PTI Updated - November 22, 2017 at 03:09 PM.

The White House has listed arrest of David Coleman Headley, the 26/11 convict, and Afghan-American Najibullah Zazi, and thwarting their terror attack plots, as “success stories” of the secretive cyber spying plan of the United States to keep a watch on the foreign terrorists.

As such the White House maintained its support for such a program arguing that this has busted several terrorist plots, not only in the United States but also other parts of the world.

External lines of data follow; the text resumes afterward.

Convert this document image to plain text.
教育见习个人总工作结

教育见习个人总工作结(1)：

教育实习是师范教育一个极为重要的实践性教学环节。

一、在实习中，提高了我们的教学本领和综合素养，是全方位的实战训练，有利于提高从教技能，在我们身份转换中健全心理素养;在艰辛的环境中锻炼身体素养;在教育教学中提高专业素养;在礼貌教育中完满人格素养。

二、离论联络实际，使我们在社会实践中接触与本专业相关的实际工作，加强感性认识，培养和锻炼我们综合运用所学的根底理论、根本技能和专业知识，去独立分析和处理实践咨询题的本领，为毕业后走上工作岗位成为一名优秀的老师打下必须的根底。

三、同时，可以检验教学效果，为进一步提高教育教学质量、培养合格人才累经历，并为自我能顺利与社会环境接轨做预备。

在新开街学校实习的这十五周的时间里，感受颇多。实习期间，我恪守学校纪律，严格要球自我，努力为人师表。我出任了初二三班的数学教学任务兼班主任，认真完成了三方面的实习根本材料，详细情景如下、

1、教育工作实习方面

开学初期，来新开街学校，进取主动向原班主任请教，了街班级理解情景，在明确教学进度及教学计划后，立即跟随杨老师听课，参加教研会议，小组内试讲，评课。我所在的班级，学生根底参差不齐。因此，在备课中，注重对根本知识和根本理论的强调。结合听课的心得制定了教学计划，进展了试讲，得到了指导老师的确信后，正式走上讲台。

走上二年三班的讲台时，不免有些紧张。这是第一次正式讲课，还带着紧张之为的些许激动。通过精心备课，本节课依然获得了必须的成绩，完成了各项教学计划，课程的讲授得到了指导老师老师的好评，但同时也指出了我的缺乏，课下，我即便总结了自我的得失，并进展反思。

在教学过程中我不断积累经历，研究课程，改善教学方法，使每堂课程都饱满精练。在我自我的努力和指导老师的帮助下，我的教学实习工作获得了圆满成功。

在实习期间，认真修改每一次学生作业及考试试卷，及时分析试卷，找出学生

“The US intelligence community, including the FBI and NSA (National Security Agency), worked in concert to determine his relationship with al Qaeda, as well as identify any foreign or domestic terrorist links,” the White House Press Secretary, Jay Carney told reporters yesterday.

“The FBI tracked Zazi as he travelled to New York to meet up with co-conspirators where they were planning to conduct a terrorist attack. Zazi and his co-conspirators were subsequently arrested, and Zazi, upon indictment, pled guilty to conspiring to bomb the New York City subway system,” he said.

This plot at the time was characterised as “the most serious terrorist threat on US soil since 9/11”, Carney said.

“The government and the NSA and the FBI and all of the agencies working together were able to thwart that attack because of the tools available to them, authorised by Congress, overseen by federal judges and by Congress, as well as internally by the executive branch,” he said.

“A second plot in Chicago in October of 2009: David Coleman Headley, a Chicago business man and dual US—Pakistani citizen, was arrested by the FBI as he tried to depart from Chicago O’Hare Airport on a trip to Europe,” Carney said.